20th Anniversary Spotlight: Aaron Tucker | Book*hug Press

20th Anniversary Spotlight: Aaron Tucker

Our 20th-anniversary celebrations continue with another Author Spotlight interview. Today, we’re shining a light on the one and only Aaron Tucker. We’ve had the great honour of publishing two poetry collections by Aaron, including Irresponsible Mediums: The Chess Games of Marcel Duchamp and Catalogue d’oiseaux. Aaron is a delight to work with and one of the kindest and coolest people we know (ask him about film sometime and you’ll see what we mean). Our Sales and Events Coordinator, Reid, did his undergrad at York University while Aaron was doing graduate work there. Aaron would often buy him coffee out of the kindness of his heart. That’s just one example of Aaron’s kindness.

In our Q&A with Aaron, he shares what it means to be part of the Book*hug author family and a title from fellow Book*hug Marianne Apostolides that has left a lasting impression on him.  Happy reading!

B*: What does being part of the Book*hug Press author family mean to you? Please share an anecdote, reflection, or backstory about your publishing experience?

Book*hug Press has always taken chances on the strange and personal, and I’m grateful that they have nurtured two of my books of poetry, alongside countless others. I am proud of how bizarre my first book with the press is and how restlessly the press believed in it: Irresponsible Mediums (2017) the book uses an app I built with Jody Miller to translate all of Marcel Duchamp’s chess games in poems; the book is playful and confounding, and I am so appreciative that it is out in the world. My second book, Catalogue d’oiseaux, is the flip side, a deeply personal love poem that happened to come out during Covid. Despite all that was going on in the world, the press made sure that this bright light of a book made it out to readers, and I’m very lucky for that.

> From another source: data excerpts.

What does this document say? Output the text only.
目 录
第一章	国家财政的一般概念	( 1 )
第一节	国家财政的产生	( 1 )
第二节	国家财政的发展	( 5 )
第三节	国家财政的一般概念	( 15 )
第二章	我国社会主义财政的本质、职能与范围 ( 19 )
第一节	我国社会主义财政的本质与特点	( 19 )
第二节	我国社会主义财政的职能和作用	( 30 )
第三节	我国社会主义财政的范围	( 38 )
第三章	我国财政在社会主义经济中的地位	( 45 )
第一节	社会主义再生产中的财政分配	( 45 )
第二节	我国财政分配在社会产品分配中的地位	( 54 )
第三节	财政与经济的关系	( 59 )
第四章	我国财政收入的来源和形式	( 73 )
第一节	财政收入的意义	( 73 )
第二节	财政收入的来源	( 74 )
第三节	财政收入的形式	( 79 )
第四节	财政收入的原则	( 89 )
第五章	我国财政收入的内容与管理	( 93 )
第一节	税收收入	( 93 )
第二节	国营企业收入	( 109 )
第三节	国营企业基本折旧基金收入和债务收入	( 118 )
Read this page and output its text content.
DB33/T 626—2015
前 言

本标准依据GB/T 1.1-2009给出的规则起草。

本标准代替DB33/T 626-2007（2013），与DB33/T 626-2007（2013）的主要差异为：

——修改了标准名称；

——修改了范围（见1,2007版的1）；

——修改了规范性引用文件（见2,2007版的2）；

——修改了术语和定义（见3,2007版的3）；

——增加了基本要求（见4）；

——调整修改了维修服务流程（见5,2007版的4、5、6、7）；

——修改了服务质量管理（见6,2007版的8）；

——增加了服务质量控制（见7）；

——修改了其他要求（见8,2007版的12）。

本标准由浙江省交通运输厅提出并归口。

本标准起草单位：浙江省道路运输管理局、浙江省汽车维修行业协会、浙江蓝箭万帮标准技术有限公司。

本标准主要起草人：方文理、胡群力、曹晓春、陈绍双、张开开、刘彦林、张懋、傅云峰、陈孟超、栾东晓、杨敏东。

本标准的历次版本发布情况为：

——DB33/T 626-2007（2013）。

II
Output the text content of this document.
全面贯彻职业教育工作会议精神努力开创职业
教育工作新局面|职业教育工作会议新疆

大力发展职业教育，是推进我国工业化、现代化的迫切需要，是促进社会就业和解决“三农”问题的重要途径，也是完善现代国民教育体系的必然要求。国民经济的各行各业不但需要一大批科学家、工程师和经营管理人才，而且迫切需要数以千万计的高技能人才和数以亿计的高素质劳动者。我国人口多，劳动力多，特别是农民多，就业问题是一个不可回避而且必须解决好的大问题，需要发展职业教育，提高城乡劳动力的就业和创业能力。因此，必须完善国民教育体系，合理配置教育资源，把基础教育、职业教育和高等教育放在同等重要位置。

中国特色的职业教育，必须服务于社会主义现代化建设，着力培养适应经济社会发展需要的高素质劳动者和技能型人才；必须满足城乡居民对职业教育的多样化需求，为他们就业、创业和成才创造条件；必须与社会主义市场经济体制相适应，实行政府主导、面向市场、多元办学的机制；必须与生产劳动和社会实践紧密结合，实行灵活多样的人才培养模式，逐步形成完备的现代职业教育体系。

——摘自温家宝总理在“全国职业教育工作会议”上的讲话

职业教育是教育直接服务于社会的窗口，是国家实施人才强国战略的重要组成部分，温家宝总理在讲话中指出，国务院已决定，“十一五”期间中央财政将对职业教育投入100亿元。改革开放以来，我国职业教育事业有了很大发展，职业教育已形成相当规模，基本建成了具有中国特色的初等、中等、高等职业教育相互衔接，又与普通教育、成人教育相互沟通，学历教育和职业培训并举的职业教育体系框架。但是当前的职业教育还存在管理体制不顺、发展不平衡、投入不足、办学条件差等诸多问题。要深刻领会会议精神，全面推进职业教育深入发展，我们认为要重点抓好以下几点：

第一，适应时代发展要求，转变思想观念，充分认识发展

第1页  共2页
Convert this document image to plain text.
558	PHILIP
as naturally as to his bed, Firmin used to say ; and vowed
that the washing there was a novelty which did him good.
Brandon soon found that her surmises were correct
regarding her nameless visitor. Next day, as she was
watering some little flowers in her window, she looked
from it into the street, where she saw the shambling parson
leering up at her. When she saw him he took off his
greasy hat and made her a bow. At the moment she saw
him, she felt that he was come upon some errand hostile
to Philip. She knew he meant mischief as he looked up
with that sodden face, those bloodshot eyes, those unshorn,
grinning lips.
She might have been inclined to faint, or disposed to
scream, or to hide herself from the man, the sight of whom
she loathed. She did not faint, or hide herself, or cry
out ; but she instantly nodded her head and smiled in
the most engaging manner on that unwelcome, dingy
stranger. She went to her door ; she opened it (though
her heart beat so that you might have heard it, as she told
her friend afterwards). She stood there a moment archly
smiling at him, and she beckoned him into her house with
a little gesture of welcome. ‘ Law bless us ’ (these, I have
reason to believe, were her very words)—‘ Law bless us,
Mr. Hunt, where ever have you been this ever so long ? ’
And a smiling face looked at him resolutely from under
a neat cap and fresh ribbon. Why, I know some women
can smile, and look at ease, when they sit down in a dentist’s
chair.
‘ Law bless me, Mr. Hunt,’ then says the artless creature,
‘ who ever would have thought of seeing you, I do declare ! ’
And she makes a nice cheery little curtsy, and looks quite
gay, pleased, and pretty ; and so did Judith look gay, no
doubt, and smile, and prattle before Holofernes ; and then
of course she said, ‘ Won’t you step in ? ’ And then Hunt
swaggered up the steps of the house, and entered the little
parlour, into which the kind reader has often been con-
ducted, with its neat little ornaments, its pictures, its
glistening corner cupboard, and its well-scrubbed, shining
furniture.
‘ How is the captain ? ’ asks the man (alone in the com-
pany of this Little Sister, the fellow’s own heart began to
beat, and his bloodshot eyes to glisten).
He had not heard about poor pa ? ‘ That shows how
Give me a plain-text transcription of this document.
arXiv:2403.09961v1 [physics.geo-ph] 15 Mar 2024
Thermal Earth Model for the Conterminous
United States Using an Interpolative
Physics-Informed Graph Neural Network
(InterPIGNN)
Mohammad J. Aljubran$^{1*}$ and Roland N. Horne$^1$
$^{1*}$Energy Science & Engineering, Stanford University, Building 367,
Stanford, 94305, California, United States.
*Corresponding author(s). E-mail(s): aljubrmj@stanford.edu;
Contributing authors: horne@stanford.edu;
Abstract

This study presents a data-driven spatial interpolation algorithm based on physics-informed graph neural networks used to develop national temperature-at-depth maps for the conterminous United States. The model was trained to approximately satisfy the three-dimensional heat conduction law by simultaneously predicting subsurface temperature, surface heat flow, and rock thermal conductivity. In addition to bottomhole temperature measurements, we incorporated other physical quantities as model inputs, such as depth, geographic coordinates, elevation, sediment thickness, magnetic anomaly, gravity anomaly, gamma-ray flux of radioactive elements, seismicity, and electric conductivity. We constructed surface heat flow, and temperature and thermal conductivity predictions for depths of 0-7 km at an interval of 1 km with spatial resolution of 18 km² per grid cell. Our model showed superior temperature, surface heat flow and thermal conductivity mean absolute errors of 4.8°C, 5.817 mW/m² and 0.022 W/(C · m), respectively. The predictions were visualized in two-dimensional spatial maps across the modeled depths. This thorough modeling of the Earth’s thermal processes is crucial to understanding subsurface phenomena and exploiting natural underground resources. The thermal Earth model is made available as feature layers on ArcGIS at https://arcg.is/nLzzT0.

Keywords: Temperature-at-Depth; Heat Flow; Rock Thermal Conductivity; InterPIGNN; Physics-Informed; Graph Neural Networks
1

I’m grateful to have the two books be part of the wide-ranging and always interesting legacy of Book*hug. 

B*: Can you share another title from the Book*hug Press catalogue that has left a lasting impression on you as a reader? Tell us about a book that has been a touchstone for you, one that you found meaningful, interesting, or simply loved.

I love and admire Marianne Apostolides’s I Can’t Get You Out of My Mind (2020). This book has only gotten more relevant with the rise of Generative AI in the past two years. While it rings out in my mind for how it fits into the contemporary moment of human-machine symbiosis, it also stands out because the writing is aching and intelligent and unsparing. As much as anything, this novel is a sensual reflection on what it means to exist alongside and in relation to other humans and machines in an ecosystem that is porous and malleable and full of intimacies.